The headquarters of the Criminal Investigation Department is in the Millennium Park complex west of Gaborone. Characterless, it is surrounded by parking covered by shade-cloth which loses a daily battle with the sun. It is a new building (ten years old would be a reasonable guess) and encroaches on the base of Kgale Hill which is about the only bit of topography in the area. We visited the director of the CID there on a Saturday, but went back for another sortie around the area on Sunday. We were delighted to see that a troupe of baboons had come down from their haunts in the rocky cap of Kgale Hill and taken over the area around the CID. They were sorting through bins and any other items of interest left as the human tide went out for the weekend. It seemed a wonderful metaphor for the juxtaposition of old and new in Africa. One we were not able to resist bringing into the stories.
Up north the Kasane police station has an interesting feature. Kasane lies on the confluence of two major rivers – the Chobe and the Zambezi.

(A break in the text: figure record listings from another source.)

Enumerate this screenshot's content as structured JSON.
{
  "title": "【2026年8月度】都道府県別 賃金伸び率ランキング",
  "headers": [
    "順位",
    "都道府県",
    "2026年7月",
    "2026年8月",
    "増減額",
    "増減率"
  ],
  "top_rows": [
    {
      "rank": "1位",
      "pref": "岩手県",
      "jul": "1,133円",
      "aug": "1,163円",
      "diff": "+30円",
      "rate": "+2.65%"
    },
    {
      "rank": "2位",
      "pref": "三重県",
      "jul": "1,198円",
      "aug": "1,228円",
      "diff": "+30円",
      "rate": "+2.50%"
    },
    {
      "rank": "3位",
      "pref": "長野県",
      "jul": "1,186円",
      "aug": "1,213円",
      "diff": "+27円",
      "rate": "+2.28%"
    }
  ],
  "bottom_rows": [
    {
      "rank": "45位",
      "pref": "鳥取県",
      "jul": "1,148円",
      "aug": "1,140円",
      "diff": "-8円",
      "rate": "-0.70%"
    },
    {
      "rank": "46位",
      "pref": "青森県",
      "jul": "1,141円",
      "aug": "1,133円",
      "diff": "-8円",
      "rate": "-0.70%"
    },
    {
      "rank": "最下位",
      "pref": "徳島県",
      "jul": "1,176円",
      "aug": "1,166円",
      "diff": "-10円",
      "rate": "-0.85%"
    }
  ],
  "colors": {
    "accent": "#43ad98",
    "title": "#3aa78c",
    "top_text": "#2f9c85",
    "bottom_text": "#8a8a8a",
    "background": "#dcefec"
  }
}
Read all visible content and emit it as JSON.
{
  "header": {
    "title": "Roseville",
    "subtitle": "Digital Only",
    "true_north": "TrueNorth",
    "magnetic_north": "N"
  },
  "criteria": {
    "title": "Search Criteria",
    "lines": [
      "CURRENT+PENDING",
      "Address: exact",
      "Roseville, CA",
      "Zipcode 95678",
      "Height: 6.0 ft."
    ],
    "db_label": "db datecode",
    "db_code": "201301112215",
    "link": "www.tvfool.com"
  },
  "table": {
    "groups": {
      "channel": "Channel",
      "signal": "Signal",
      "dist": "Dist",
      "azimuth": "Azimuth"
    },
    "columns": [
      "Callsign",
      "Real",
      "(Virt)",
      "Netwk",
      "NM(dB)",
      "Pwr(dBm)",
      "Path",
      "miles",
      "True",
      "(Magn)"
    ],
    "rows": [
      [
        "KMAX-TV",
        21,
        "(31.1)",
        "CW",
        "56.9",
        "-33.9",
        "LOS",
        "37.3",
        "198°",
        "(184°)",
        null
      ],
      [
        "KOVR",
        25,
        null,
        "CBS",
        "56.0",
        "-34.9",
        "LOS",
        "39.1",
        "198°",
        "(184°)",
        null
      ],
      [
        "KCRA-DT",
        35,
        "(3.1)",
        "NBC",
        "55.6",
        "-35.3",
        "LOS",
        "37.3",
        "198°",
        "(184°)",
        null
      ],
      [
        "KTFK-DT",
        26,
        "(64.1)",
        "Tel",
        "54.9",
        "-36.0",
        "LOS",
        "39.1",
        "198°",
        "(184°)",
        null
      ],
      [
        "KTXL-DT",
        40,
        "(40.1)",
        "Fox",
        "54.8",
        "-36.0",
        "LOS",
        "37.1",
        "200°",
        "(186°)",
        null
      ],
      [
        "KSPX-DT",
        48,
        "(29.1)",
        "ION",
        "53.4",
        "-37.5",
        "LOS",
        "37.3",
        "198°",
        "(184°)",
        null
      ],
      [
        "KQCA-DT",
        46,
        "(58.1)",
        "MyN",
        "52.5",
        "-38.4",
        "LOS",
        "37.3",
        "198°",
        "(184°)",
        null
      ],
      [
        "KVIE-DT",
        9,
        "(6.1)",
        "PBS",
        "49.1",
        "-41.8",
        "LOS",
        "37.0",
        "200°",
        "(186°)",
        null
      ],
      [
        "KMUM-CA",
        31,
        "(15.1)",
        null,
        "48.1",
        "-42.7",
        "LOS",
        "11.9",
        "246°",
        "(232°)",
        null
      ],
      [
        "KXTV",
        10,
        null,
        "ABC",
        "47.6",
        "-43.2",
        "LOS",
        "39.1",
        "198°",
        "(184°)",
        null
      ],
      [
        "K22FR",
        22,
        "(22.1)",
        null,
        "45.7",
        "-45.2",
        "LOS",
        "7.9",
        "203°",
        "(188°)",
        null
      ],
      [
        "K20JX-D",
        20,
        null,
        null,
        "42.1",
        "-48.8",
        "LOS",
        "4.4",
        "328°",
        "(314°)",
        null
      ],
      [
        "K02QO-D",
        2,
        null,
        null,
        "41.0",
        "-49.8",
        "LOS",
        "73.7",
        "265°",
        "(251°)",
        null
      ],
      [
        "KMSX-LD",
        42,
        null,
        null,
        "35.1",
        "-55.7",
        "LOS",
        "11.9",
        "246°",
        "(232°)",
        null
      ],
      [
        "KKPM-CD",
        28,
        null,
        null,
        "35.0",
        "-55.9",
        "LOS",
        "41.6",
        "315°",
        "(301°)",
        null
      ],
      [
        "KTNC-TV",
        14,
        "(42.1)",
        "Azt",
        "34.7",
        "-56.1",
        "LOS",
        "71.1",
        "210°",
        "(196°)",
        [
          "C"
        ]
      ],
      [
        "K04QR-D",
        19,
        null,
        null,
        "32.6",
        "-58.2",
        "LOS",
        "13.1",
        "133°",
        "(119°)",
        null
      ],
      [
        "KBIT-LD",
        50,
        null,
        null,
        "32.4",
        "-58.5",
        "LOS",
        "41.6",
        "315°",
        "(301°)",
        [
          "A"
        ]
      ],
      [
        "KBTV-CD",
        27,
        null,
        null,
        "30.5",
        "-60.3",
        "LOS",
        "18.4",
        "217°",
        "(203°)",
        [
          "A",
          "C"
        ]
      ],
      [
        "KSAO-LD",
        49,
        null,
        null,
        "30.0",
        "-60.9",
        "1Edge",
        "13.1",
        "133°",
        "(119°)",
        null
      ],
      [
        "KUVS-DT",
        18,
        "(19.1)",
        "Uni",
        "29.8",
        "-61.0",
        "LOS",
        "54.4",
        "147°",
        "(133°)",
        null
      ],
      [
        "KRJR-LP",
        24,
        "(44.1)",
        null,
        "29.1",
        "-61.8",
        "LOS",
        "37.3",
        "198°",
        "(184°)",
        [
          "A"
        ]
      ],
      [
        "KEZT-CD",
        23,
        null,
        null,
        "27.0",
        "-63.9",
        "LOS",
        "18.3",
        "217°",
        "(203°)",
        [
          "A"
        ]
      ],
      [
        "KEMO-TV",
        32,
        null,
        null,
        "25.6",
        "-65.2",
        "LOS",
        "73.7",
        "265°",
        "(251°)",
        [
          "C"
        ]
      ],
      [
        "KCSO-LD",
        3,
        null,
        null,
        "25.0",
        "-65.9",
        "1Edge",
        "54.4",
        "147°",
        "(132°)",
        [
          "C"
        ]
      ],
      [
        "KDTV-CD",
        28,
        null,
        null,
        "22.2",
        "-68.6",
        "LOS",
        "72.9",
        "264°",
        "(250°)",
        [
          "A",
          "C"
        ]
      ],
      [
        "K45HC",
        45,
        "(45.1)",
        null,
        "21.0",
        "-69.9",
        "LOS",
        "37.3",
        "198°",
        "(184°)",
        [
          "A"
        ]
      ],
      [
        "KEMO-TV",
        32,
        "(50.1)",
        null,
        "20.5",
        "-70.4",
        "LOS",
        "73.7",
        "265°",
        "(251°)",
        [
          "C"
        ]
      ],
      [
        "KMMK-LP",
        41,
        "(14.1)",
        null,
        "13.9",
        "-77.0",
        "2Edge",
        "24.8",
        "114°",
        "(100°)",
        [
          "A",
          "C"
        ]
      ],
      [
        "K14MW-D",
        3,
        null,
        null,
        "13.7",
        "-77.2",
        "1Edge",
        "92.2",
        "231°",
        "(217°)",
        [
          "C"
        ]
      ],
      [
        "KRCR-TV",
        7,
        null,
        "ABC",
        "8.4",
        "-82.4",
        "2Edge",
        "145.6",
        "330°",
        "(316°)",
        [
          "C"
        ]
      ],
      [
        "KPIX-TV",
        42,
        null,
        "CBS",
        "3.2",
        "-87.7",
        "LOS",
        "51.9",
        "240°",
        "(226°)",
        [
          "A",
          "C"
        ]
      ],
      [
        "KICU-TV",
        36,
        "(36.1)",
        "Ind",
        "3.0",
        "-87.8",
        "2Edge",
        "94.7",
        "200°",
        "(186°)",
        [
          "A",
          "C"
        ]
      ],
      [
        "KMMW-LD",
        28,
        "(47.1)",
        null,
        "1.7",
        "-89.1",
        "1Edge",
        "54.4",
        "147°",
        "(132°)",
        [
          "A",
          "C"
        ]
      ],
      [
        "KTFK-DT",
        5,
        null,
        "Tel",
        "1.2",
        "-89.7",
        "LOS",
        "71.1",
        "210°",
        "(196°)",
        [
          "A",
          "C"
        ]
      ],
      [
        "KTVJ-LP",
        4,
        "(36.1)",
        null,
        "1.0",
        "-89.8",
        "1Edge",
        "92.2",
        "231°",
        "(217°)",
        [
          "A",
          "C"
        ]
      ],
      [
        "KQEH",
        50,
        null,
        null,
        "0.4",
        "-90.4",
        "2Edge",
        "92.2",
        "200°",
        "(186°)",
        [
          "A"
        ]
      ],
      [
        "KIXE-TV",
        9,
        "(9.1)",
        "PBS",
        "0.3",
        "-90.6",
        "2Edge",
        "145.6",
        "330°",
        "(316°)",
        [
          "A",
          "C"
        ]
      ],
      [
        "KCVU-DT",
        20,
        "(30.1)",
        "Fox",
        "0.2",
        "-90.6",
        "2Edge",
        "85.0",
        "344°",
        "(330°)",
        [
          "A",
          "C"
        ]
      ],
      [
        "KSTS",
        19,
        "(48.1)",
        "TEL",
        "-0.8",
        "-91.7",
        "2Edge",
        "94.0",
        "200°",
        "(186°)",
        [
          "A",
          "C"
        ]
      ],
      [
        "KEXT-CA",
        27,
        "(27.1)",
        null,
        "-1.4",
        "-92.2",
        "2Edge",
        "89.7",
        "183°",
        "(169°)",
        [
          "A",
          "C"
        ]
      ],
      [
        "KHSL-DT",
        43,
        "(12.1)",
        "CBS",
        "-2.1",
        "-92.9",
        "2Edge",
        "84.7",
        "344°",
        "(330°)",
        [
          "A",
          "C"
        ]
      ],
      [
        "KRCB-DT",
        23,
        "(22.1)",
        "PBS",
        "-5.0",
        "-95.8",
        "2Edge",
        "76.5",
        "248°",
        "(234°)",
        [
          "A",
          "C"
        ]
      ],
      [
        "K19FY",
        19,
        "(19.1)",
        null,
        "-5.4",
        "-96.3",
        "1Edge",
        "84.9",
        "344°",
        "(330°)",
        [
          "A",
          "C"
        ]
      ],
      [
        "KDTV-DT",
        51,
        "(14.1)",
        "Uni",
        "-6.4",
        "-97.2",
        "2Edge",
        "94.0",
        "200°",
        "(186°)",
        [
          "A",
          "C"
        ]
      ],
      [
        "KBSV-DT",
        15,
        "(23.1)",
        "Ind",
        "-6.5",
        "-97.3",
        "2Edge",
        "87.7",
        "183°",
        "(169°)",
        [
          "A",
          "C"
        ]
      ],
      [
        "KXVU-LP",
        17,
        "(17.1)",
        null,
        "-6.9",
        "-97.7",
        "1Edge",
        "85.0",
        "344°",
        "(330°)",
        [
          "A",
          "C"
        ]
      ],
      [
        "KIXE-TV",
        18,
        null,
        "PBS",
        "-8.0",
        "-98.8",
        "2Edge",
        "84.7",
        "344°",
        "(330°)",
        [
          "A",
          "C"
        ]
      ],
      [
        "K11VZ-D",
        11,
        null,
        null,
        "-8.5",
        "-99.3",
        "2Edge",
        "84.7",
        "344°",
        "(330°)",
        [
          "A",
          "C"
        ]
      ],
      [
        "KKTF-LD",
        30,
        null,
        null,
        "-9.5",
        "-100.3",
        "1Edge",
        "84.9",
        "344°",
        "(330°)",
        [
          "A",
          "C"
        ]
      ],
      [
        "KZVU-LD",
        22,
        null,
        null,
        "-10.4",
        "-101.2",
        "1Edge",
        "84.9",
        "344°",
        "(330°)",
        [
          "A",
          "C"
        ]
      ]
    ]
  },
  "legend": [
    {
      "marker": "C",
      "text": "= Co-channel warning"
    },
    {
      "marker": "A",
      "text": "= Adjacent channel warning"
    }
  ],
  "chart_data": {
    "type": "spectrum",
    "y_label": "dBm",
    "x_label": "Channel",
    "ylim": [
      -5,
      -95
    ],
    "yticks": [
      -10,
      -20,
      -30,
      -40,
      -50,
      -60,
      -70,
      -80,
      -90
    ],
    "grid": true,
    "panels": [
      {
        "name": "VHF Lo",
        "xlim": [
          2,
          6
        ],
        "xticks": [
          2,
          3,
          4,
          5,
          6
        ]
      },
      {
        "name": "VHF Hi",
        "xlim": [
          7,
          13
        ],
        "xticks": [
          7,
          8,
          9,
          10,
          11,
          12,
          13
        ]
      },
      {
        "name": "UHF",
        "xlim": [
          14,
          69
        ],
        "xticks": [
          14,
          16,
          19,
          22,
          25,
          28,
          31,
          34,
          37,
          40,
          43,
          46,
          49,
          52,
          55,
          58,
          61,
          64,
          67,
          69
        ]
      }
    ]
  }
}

It is also at the meeting point of four countries – Botswana, Zambia, Namibia and Zimbabwe – clearly not an entirely comfortable location these days. However, the town is thriving with fancy modern hotels overlooking the broad Chobe river and packed with tourists taking trips into the Chobe National Park a short distance away. Built on the site of the old prison, a modern multi-story building houses the police. The architect took care to design it in such a way that two ancient baobabs could be preserved. Both are hollowed out with once locking doors that allowed prisoners to be held within the tree itself. One tree for the men and one for the women. No more than two in each at a time one hopes! You can climb in, but it’s not a very comfortable or salubrious place to spend the day.
Our third book will be set in the Kalahari desert part of Botswana, so we made the acquaintance of the police there. As usual they were charming and helpful. Tshane is a small village in the heart of the southern Kalahari. It has neighbours of the same type: Hukuntsi – the “commercial centre” sporting a petrol station and guest house, Lehututu – named after the cry of the Ground Hornbill, and Lokgwabe. The villages are there because of the usually dry salt pans which provide subterranean water. The only police station for the group of villages is at Tshane. Unlike the usual Botswana police building, this is an old style colonial one-story dating back to the days of British rule – the Bechuanaland Protectorate. It has the prime site in town: overlooking one of the salt pans. We were told it is the second oldest permanent police post in Botswana. Obviously someone thought this area would grow. Perhaps the old building survived because it didn’t.